Furthermore, it should give pause that Mr. Morse, the guru of the U.S. News law school (and numerous other) rankings, betrays a disturbing ignorance of the significant pedagogical value of student diversity in law school classrooms. He has said that “an important issue” impeding the incorporation of a diversity element into the law school rankings is the “question of whether diversity should even be included in the rankings, given that the main purpose of the rankings is to identify the best schools academically.”37 Apparently, Mr. Morse believes that student diversity and academic quality are competing instead of complementary objectives. Student diversity, he suggests, detracts from academic excellence, despite the Supreme Court’s own findings to the contrary38 and the experience of many law students and law professors in diverse classrooms across the nation, including–as I demonstrate above–my own.
The sad truth is that the U.S. News law school rankings have hurt, and not helped, American law students, the legal profession and, thus, society as a whole.

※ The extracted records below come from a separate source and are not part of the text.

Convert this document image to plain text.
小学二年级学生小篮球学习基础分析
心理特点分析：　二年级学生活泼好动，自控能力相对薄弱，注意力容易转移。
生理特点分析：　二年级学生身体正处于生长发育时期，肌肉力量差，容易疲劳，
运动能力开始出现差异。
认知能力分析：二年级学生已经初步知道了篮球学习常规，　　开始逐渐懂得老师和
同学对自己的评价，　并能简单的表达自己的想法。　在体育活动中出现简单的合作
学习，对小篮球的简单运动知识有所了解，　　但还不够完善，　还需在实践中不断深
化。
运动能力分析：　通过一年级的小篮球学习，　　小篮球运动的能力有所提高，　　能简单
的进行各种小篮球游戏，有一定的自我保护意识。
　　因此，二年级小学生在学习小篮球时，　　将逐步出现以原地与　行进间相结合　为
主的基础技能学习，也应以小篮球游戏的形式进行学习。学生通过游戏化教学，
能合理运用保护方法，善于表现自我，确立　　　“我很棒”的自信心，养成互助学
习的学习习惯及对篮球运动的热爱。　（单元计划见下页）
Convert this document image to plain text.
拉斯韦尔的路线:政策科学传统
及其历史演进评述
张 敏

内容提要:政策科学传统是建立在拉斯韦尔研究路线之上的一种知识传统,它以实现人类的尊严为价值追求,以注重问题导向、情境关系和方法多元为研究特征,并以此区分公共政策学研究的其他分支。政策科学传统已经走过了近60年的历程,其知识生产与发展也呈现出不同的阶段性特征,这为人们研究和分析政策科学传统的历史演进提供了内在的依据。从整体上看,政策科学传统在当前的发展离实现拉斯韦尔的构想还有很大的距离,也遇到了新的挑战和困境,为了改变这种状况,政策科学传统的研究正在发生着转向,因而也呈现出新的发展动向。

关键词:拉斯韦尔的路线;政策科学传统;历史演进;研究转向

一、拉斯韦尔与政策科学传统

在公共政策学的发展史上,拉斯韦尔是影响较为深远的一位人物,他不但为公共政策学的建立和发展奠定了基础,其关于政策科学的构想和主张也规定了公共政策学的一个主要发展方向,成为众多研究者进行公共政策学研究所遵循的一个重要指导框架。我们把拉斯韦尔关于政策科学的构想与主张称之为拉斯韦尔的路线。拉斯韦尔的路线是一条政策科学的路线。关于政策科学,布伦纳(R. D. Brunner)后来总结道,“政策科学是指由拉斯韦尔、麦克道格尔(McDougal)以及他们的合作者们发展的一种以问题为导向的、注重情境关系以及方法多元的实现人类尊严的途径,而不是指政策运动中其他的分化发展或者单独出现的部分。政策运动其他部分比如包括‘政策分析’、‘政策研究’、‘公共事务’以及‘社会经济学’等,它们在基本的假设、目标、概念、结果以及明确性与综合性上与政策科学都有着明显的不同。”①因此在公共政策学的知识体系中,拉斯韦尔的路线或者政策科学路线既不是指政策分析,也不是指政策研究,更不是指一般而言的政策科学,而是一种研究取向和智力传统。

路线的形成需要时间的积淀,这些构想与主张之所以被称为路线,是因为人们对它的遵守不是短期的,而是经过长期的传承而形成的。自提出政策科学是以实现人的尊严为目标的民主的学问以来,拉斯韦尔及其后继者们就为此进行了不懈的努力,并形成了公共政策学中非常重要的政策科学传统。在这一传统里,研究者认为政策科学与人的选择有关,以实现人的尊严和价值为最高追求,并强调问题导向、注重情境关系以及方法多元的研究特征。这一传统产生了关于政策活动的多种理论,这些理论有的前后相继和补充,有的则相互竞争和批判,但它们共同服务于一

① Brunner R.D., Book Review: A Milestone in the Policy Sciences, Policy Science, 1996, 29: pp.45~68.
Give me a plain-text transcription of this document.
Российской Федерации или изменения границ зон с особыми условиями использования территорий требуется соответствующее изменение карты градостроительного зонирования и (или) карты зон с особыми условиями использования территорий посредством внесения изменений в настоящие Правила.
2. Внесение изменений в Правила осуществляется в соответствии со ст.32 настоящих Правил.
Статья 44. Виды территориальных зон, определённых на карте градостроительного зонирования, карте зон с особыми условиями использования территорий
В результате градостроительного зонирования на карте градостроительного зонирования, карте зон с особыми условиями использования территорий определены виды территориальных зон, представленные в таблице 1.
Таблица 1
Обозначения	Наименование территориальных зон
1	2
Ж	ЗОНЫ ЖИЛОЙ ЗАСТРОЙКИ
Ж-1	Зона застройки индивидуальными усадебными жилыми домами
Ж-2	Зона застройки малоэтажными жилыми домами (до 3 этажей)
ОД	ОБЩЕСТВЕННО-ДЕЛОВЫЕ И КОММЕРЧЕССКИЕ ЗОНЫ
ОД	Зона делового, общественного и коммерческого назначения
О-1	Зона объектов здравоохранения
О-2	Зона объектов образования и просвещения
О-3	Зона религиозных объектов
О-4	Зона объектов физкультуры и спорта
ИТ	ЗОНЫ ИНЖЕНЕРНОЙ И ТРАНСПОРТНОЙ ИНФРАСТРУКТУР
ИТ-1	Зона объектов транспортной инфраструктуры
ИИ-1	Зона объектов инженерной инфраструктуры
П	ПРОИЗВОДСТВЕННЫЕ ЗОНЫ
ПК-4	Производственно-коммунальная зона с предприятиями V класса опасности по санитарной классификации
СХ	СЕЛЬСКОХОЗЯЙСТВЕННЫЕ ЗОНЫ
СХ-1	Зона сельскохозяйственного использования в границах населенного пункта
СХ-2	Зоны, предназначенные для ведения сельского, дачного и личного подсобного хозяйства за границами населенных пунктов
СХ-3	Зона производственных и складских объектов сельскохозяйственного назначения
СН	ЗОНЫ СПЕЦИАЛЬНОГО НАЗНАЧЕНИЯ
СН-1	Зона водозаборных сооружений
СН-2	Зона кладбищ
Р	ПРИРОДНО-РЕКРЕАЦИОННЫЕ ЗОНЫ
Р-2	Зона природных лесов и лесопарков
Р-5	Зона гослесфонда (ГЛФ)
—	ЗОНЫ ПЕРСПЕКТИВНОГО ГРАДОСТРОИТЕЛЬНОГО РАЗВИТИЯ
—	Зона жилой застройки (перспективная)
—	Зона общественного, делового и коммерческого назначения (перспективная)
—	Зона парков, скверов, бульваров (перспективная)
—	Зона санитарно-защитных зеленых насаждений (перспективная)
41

The U.S. News rankings have resulted in the denial of a quality legal education to minority law school applicants with great promise and drive but modest, rankings-unfriendly credentials. It has kept deserving students with great potential in the legal profession outside the doors of quality law schools and the profession itself by encouraging restrictive admissions policies geared more towards gaming the rankings than doing what is right societally, and what is best pedagogically.
Adding insult to injury, U.S. News has done all of this at a time when the demographic complexion of the legal profession continues to lag far behind the increasingly rich diversity of the nation’s population. No less than the president of the American Bar Association, James R. Silkenat, recently bemoaned the fact that the American legal profession looks very little like the population it serves. He noted that “[w]hile people of color will soon be the majority in this country, racial and ethnic minorities constitute just 13 percent of lawyers, and minority women are only 6 percent.”39
None of this, of course, is to say that White, non-minority students do not have a lot to contribute to in-class analyses, discussions and debates. They very much do. The issue is not about who already is present in many American law school classrooms – it’s who is absent. And there is no disputing the reality that U.S. News’s anti-diversity ranking methodology has led to more homogenous and less effective law school classrooms, harming all of our law students and producing a less sophisticated, worldly and diverse legal profession–a result that hurts us all.
Prospective law students should keep these criticisms in mind as they review the new U.S. News rankings. Applicants are right to choose among their law school options with great care and a skeptical eye. But they also should be wary of the U.S. News law school rankings themselves, which are so flawed and misleading that they may very likely do these students – like so many students before them – a whole lot more harm than good.